Впрочем, вампиры чаще приглашали к себе — прослушивали, простукивали, мерили пульс, просили показать язык, заговаривали, усыпляли, доводили до обморочного забытья. Иными словами, требовали новые справки, характеристики, заключения. И снова справки, характеристики, заключения. И снова… и снова… При этом они хмуро кивали, осуждающе вздыхали и неприязненно улыбались. А как еще вести себя с теми, кто одержим преступным желанием покинуть родину-мать ради неведомой исторической родины!
Со всеми этими Авраамами!
Вот и с молодоженами было так же: их жизнь превратилась в хроническое ожидание. Особенно мучительным оно было для Вани — несуразного и незадачливого хитреца, который старался казаться простачком.

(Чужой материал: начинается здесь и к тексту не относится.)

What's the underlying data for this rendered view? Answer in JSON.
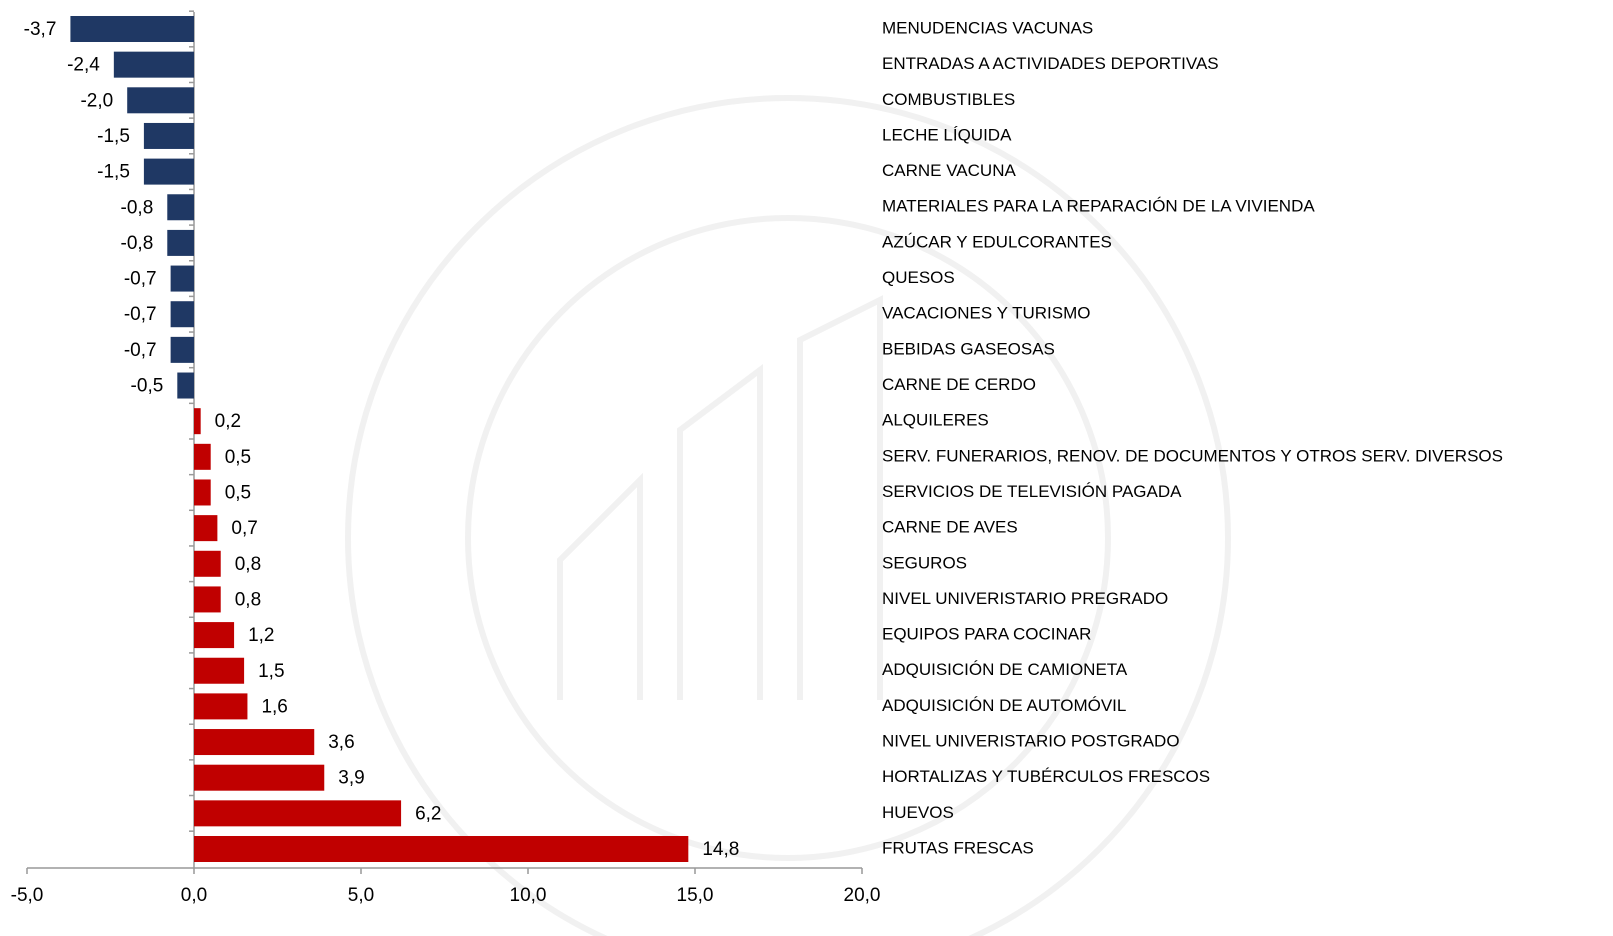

Его, с одной стороны, тяготила мысль о предстоящей разлуке с матерью, сестрами и морковно-рыжим котом, но с другой — преследовал страх, что его не выпустят и ему суждено остаться с ними навечно. Вот он и метался между своими страхами, как между двумя мышеловками, не ведая заранее, какая из них его прихлопнет.
В конце концов, он смирился с разлукой и обещал себе, что никогда не смирится с отказом на выезд. Не смирится, будет требовать, добиваться, жаловаться, скандалить, протестовать и, может быть, даже диссидентствовать, как назывался тогда самый отчаянный и безрассудный способ протеста.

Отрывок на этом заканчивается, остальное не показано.